Grammar nerds everywhere had tiny strokes when the mysterious cloaked figures behind the AP Stylebook announced that as of this June, the word “Internet” will officially be spelled “internet.” If you don’t see a difference, congratulations, you’re not a neurotic journalist … but there is a difference!
Since the dawn of the Internet, the word has always been capitalized. Not everyone does this, but if you’re going by the official rules of writing stuff in English — that’s the way it goes. It’s been weirdly controversial for years, since most journalists have nothing better to do than argue about minor spelling conventions. AP has ended the fight, but this is only the beginning of the a lifetime of agony for people who refuse to give up the old way.
So, why was it capitalized in the first place, and why does it matter? The main reason is because “Internet” is actually a proper noun. To keep it simple, The Internet that we know is an internet, or a network of computers connected to each other for the purpose of sending data packets back and forth. Confused yet? It’s essentially like the difference between a tissue and a Kleenex. One’s a generic type, one is a specific brand name. Internets in the broader sense have been around for a while, the most important one being ARPANET, developed in the 1960s by the Department of Defense. This was the first interconnected computer network that utilized packet switching, which is still the preferred method of efficiently transmitting small pieces of data. ARPANET was the foundation for our modern Internet.

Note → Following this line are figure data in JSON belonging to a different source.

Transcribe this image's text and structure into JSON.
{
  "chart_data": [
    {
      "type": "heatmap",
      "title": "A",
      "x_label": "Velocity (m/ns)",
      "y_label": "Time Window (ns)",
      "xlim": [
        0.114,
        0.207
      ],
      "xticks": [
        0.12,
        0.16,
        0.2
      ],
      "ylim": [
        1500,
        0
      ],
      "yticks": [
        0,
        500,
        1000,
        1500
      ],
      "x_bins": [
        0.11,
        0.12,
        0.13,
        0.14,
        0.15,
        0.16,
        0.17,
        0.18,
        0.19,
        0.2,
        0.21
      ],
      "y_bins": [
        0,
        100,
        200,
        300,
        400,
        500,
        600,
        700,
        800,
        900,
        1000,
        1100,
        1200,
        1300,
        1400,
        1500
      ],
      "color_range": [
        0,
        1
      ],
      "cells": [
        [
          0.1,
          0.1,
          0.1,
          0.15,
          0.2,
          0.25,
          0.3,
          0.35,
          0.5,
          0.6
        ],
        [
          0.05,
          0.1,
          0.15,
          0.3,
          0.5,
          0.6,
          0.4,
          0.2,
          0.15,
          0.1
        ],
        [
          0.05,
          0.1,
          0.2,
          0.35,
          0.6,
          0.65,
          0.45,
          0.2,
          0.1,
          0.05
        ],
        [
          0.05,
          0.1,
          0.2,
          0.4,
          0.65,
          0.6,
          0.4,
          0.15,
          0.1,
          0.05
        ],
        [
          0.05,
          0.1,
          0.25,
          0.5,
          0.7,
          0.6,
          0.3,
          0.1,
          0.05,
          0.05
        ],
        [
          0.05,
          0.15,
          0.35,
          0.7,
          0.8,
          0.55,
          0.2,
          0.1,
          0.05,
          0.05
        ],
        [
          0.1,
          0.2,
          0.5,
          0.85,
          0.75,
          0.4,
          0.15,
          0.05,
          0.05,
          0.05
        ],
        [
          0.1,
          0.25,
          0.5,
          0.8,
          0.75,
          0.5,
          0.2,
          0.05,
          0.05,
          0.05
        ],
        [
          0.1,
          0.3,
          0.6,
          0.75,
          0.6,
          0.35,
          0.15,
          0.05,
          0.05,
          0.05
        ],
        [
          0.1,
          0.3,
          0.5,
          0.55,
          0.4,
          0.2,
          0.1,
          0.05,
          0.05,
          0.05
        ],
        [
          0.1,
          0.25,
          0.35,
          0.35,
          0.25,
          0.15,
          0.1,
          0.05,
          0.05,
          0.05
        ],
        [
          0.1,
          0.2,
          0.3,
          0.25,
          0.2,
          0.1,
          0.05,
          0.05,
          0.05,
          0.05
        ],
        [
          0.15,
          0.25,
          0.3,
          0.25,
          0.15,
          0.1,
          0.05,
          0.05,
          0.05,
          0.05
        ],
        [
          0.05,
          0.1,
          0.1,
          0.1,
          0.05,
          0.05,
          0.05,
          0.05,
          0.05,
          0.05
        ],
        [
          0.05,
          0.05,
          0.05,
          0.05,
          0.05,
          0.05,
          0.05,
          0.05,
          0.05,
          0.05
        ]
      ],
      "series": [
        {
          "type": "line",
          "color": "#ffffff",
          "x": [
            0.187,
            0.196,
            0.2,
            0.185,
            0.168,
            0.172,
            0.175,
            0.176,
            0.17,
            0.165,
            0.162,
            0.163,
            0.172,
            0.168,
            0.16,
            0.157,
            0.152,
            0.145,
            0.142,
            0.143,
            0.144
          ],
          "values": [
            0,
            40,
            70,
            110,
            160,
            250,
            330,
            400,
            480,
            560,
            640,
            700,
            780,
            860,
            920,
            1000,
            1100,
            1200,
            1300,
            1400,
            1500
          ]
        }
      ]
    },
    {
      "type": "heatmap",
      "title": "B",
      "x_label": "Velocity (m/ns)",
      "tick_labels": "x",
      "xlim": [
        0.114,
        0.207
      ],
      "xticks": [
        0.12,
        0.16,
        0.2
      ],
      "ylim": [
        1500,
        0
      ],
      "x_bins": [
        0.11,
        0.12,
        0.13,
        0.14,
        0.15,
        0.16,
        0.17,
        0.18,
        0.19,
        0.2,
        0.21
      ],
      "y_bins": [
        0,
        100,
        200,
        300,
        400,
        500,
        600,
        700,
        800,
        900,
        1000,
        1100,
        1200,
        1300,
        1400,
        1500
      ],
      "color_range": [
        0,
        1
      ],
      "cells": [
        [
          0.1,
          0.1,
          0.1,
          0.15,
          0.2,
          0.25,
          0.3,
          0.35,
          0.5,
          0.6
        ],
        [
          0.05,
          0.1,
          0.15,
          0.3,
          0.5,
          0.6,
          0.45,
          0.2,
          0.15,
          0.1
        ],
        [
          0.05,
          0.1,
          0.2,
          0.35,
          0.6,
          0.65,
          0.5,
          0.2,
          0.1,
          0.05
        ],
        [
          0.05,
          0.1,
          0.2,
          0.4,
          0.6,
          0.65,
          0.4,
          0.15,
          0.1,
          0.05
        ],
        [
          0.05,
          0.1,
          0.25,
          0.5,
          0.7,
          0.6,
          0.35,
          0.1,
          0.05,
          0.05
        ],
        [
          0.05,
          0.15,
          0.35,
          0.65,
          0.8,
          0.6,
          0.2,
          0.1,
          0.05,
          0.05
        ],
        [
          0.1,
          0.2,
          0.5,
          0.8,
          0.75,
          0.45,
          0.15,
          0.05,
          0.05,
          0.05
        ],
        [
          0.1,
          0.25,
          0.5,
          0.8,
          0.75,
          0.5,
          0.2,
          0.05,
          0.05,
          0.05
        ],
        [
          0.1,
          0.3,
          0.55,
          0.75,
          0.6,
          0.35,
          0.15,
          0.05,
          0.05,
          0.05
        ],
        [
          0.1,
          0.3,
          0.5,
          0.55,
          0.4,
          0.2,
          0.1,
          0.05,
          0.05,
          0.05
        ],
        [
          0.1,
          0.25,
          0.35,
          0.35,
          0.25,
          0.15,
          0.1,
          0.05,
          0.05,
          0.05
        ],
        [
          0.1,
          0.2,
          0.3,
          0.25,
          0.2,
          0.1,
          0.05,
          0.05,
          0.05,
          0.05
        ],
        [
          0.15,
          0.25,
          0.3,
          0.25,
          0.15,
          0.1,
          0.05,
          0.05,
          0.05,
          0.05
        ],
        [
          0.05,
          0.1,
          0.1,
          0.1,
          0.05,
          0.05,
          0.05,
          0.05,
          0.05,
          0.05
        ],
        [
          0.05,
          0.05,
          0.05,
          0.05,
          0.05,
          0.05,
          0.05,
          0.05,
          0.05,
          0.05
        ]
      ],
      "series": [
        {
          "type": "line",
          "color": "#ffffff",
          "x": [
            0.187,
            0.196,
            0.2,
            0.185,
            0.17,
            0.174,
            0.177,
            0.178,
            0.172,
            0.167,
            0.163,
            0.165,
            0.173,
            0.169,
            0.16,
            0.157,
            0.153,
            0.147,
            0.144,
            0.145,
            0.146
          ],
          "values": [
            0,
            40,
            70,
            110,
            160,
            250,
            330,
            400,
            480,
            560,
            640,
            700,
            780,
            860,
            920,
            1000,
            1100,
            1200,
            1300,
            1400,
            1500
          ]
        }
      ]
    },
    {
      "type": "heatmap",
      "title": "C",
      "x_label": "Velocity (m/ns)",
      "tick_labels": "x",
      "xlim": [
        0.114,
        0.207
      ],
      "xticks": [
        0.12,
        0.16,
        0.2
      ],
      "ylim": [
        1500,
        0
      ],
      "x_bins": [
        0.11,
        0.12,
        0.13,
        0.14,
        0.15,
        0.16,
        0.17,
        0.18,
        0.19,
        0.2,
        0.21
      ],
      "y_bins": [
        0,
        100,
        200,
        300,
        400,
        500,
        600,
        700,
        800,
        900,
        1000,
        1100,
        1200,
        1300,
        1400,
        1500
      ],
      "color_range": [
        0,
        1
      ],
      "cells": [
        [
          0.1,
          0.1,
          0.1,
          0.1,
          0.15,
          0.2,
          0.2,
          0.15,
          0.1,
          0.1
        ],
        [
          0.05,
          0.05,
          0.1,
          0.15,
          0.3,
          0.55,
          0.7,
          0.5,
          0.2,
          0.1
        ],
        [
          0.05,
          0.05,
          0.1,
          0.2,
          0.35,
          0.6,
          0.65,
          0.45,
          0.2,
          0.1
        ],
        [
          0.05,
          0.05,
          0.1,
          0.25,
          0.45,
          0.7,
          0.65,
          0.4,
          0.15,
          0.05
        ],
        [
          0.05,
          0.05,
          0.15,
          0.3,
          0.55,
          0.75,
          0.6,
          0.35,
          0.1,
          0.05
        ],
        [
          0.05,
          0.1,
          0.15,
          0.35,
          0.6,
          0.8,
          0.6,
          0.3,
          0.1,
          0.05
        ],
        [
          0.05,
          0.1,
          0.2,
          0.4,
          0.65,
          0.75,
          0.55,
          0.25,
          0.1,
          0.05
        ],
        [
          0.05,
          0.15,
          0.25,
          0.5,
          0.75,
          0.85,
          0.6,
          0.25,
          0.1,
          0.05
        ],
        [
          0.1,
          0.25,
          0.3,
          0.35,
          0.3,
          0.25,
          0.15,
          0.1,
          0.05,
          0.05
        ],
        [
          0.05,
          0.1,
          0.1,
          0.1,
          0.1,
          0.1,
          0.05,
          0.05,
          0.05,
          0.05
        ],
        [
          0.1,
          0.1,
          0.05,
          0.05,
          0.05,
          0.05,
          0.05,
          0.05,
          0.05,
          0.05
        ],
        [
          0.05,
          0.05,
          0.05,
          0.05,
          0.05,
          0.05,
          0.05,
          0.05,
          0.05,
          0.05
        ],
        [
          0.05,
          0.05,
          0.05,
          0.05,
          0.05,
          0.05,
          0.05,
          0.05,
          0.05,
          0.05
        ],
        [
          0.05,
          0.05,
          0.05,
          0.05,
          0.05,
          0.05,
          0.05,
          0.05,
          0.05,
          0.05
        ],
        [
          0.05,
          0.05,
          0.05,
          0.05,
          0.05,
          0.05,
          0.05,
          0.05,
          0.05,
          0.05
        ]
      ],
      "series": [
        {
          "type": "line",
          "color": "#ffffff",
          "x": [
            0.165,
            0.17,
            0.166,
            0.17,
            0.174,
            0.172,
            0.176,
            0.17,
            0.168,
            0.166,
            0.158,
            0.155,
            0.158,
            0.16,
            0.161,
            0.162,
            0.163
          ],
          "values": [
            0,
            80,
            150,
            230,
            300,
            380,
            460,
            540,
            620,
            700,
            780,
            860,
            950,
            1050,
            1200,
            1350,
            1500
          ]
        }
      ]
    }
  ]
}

That old joke about Al Gore claiming to have invented the Internet does actually have a grain of truth. Over-inflated ego aside, Gore created a bill in 1991, decades after the creation of ARPANET, that paved the way for the invention of the World Wide Web, which amazingly is also not the same thing as the Internet. Even though we tend to use terms like “the web” interchangeably with “the net” or “the interwebz,” depending on if you are stuck inside a late 1990s TV show, but it’s not all the same. The World Wide Web is what you’re looking at right now. The web lives on the Internet. You use the Internet to access the web and look at websites. The web is what makes the Internet so useful for most people, but it didn’t exist until the early ’90s.
For most people, this doesn’t matter. The general public doesn’t know or care what the difference is between the Internet and the Web, which is why it doesn’t matter that AP plans to strip these words of their proper noun format. A lot of people will whine about it for the next few weeks and complain that the English language is on the decline and words have lost their meaning and we might as well be living in caves smearing poop on the walls if we can’t bother to properly capitalize our words because that’s all that separates us from the animals. Those people also just had heart attacks at the length of that last sentence, but languages are fluid and designed to be played with and adapted to our modern needs.
It is, however, always a good idea to know the history and meaning of the words we use every day. Now you know some fun new facts, so go impress your friends with your new technological prowess. See if you can casually drop “packet switching” into a conversation today.